Based on Stanislaw Lem’s Sci-fi novel (and subsequent 1972 Russian film adaptation) Solaris, Steven Soderbergh turns out his most ambitious project to date
Directors: Steven Soderbergh
Producers: James Cameron
Writers: Stanislaw Lem (novel) Steven Soderbergh (screenplay)
Features: -Commentary by Steven Soderbergh and James Cameron -Theatrical Trailer(s) -Steven Soderbergh's "Making of Solaris Special" -HBO making-of special -Still of Screenplay
Chris Kelvin - George Clooney
Rheya - Natascha McElhone
Gordon - Viola Davis
Snow - Jeremy Davies
Based on Stanislaw Lem’s Sci-fi novel (and subsequent 1972 Russian film adaptation) Solaris, Steven Soderbergh turns out his most ambitious project to date (yes, giving us a believable Jennifer Lopez performance in Out of Sight is a close second. I’m not sure about Full Frontal but do we really care?). Re-teaming with Clooney (Oceans 11) and under his own script, Soderbergh turns out a melancholy Sci-fi drama that is driven more on the emotional arch of the characters than the current trend of panache effects ridden action adventures. With great sets, top-notch cinematography, a moody score, and some solid performances Soderbergh manages to give a new take on the sci-fi genre.
Opening in the dreary rainy future we find our main character Chris Kelvin (Clooney) under a somber mundane existence. Quietly going to work and cooking meals-for-one, his life is interrupted when a distress message from his friend (in a space station around the planet Solaris) is delivered to him. He’s then enlisted to go on a one-man mission to bring back his friend and surviving crewmembers. Once on the space station Kelvin has to unravel the mysterious circumstances of the failed mission to study Solaris and the eerie return of his dead wife Rheya (McElhone). As the story begins to unfold we began to understand the emotional turmoil Kelvin is faced with when reintroduced to his reincarnated wife leading to the films somewhat ambiguously illusory ending (I’m not going to give it away, just watch it). Also, a must see is Jeremy Davies’ (Saving Private Ryan) transcendental hippie-like expositional Snow and Viola Davis’ (Far From Heaven) “no-you-didn’t?” Gordon. Both actors show remarkable skill and turn out truly memorable performances.

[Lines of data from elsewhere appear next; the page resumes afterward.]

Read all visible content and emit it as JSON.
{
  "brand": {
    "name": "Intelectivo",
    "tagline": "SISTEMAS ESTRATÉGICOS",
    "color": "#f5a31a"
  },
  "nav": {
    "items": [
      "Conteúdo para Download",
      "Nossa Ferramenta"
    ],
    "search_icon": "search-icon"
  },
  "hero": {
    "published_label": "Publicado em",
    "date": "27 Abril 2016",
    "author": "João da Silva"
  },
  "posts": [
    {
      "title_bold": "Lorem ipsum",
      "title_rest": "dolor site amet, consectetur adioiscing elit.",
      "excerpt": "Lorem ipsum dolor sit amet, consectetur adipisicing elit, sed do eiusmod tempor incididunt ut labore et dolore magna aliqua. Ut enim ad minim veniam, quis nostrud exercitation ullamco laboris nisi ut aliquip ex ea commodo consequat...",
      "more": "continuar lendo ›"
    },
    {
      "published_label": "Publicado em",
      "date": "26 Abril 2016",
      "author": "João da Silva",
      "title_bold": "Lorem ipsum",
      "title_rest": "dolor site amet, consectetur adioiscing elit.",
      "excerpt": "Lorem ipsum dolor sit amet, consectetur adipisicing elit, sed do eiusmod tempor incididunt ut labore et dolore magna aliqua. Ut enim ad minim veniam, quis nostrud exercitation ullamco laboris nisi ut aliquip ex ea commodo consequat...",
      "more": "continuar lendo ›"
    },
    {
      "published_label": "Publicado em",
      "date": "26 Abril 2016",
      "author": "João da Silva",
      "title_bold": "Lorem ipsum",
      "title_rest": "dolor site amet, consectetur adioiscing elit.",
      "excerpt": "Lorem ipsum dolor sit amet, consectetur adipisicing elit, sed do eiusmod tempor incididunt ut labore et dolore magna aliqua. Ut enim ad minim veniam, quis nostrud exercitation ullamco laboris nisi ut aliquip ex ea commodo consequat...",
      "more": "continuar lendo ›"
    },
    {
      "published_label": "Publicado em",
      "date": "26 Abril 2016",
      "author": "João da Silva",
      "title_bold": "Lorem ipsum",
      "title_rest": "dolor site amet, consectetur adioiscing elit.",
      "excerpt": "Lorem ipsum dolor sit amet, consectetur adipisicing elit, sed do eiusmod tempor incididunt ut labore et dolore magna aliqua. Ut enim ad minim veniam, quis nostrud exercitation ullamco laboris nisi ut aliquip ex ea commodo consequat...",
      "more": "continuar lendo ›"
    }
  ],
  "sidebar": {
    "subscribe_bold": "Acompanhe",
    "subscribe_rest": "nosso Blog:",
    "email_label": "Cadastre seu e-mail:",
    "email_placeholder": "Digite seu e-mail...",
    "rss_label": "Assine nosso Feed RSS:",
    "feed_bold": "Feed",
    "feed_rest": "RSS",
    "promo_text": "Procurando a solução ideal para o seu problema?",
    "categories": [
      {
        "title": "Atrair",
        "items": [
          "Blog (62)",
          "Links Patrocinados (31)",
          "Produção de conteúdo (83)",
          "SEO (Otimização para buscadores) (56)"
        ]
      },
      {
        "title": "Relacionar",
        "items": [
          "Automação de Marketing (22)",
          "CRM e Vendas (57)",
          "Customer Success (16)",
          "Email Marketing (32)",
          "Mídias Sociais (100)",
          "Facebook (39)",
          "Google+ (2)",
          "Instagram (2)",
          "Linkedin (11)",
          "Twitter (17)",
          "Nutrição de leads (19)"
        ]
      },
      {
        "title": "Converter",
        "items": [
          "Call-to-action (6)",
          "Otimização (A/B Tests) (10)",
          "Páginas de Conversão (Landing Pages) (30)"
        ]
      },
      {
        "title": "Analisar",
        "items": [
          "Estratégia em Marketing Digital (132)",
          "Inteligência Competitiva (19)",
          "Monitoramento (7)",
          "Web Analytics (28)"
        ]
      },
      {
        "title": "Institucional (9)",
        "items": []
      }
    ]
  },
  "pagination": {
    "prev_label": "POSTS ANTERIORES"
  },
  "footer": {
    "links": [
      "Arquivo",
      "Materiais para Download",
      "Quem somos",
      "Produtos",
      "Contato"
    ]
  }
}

Although received with lukewarm reviews and a lackluster draw at the box office Solaris died a mediocre death. The cause probably either due to the weird ad campaign and/or the fact it really was an emotional drama set in space didn’t help any. Returning this time on a nice DVD edition the film is giving a second chance. 20th Century Fox has included a Commentary w/ both Producer James Cameron and Soderbergh, Theatrical trailers, “Making of Solaris Special”, HBO making-of special, and Stills of the screenplay. The highlight being the commentary, Soderbergh and Cameron do not disappoint. Talking about all aspects of film and including their own interpretations of character development, scripting, and editing (yes, there was a 10+ minute alternate version of the docking sequence and Soderbergh almost used Radiohead as temp music.. weird!) Both Cameron and Soderbergh give a deserving and critical spin on the movie and its subsequent release.
Although a slower emotionally paced movie, Soderbergh’s Solaris is deserving of a proper viewing. The disc makes a good buy for those interested in adding to their Sci-fi collection and a notch in the chalk board for Cameron commentary’s on DVD (To Mr. Cameron: Please do one for the Abyss and Aliens!).